I'd like to see those absolute perf numbers; I ran a few Ubuntu aarch64
boots and the noise is just too high to draw any conclusions (I'm
using your tlb-dirty branch on github).

When booting the much smaller debian image, these patches are
performance-neutral though. So,
  Reviewed-by: Emilio G. Cota <cota@braap.org>
for the series.

(On a pedantic note: consider s/miniscule/minuscule/ in patches 6-7)

> The final patch is somewhat of an RFC.  I'd like to know what
> benchmark was used when putting in pending_tlb_flushes, and I
> have not done any archaeology to find out.  I suspect that it
> does make any measurable difference beyond tlb_c.dirty, and I
> think the code is a bit cleaner without it.

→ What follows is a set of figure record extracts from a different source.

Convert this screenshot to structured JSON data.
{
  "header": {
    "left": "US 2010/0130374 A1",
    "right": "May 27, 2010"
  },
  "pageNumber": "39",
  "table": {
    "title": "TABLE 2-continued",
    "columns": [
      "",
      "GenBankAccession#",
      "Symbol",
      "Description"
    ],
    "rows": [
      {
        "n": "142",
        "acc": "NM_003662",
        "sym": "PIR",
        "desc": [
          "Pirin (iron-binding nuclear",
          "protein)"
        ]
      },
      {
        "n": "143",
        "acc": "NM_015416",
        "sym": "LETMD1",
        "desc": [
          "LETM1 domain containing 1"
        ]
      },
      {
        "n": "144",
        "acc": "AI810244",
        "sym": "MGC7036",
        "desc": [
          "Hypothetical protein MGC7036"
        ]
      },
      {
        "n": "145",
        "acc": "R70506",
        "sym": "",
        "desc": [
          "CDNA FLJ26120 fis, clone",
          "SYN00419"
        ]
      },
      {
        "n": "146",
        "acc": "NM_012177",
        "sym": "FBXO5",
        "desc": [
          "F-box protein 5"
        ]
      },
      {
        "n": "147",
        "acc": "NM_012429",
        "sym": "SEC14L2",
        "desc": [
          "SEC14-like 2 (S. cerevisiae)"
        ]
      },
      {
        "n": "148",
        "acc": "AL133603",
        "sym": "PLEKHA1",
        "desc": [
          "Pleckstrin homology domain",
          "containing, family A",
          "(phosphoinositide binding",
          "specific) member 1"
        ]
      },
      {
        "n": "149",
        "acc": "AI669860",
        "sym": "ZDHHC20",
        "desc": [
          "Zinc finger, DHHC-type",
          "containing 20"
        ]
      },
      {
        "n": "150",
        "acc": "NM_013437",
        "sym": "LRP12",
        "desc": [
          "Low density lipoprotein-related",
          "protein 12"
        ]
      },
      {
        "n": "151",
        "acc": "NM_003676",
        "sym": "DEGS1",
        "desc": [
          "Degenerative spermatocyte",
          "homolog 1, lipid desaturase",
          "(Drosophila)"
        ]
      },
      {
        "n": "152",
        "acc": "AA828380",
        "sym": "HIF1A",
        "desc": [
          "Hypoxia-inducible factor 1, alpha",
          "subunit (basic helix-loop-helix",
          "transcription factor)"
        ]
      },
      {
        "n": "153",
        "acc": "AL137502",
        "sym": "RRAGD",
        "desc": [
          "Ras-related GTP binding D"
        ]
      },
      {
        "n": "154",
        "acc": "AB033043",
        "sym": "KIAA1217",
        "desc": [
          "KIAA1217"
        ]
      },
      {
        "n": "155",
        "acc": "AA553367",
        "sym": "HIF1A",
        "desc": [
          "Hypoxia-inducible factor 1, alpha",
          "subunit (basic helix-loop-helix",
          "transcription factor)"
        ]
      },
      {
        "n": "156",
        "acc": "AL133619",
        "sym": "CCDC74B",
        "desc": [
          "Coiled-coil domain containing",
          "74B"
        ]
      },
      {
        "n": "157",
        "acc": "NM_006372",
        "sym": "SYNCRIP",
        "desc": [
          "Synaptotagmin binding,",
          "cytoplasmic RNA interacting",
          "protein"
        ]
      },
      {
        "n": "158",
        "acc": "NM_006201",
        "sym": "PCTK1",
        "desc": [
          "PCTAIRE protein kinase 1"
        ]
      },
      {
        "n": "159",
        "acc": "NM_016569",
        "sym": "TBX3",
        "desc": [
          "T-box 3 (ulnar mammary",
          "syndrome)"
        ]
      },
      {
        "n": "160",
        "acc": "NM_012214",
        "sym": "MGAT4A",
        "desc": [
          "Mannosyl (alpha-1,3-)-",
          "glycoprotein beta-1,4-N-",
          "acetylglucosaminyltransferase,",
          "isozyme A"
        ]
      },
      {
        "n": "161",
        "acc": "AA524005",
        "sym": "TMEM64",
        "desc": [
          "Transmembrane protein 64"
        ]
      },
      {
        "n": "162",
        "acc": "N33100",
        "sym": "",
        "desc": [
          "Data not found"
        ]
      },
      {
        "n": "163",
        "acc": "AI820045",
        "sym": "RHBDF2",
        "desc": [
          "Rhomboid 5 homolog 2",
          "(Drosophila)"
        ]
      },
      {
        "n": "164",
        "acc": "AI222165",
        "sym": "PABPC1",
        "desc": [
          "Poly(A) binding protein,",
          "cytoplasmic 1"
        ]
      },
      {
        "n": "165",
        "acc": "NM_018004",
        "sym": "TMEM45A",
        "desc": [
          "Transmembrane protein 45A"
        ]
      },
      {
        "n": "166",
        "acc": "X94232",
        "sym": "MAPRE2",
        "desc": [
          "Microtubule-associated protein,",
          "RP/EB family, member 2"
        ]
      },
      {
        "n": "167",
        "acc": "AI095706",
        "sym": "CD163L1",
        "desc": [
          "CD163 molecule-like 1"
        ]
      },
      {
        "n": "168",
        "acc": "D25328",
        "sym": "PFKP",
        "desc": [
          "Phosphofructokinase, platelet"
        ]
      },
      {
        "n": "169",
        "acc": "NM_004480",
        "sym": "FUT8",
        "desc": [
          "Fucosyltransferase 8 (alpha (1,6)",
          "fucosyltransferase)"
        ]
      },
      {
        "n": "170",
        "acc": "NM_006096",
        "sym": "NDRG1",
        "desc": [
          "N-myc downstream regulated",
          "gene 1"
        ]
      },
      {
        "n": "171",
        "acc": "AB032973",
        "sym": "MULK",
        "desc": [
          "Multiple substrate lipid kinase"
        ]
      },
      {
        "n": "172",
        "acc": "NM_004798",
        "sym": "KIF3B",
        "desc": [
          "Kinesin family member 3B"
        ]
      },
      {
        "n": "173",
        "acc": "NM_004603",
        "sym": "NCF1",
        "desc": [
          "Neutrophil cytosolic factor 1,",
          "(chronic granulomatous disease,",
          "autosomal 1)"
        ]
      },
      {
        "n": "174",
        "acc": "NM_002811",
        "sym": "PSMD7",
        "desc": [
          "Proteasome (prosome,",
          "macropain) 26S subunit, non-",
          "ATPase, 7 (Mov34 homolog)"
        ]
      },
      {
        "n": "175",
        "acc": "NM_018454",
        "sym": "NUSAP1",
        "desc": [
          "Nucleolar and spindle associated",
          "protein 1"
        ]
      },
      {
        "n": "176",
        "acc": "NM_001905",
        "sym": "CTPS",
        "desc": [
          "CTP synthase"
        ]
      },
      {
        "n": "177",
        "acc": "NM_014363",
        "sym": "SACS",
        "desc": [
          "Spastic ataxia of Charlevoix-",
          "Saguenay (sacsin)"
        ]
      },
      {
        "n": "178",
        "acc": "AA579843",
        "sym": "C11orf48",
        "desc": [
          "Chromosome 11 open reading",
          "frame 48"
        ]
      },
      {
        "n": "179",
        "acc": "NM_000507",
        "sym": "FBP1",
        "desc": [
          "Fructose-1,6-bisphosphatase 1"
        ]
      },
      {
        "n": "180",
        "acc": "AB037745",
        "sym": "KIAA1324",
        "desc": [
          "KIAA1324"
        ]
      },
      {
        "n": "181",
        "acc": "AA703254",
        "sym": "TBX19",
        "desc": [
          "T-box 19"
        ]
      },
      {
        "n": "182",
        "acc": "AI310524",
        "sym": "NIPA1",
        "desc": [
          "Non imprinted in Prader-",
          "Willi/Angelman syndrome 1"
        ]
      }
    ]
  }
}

I suspect that pending_tlb_flushes was premature optimization.
Avoiding an async job sounds like a good idea, since it is very
expensive for the remote vCPU.
However, in most cases we'll be taking a lock (or a full barrier
in the original code) but we won't avoid the async job (because
a race when flushing other vCPUs is unlikely), therefore wasting
cycles in the lock (formerly barrier).

Thanks,

		Emilio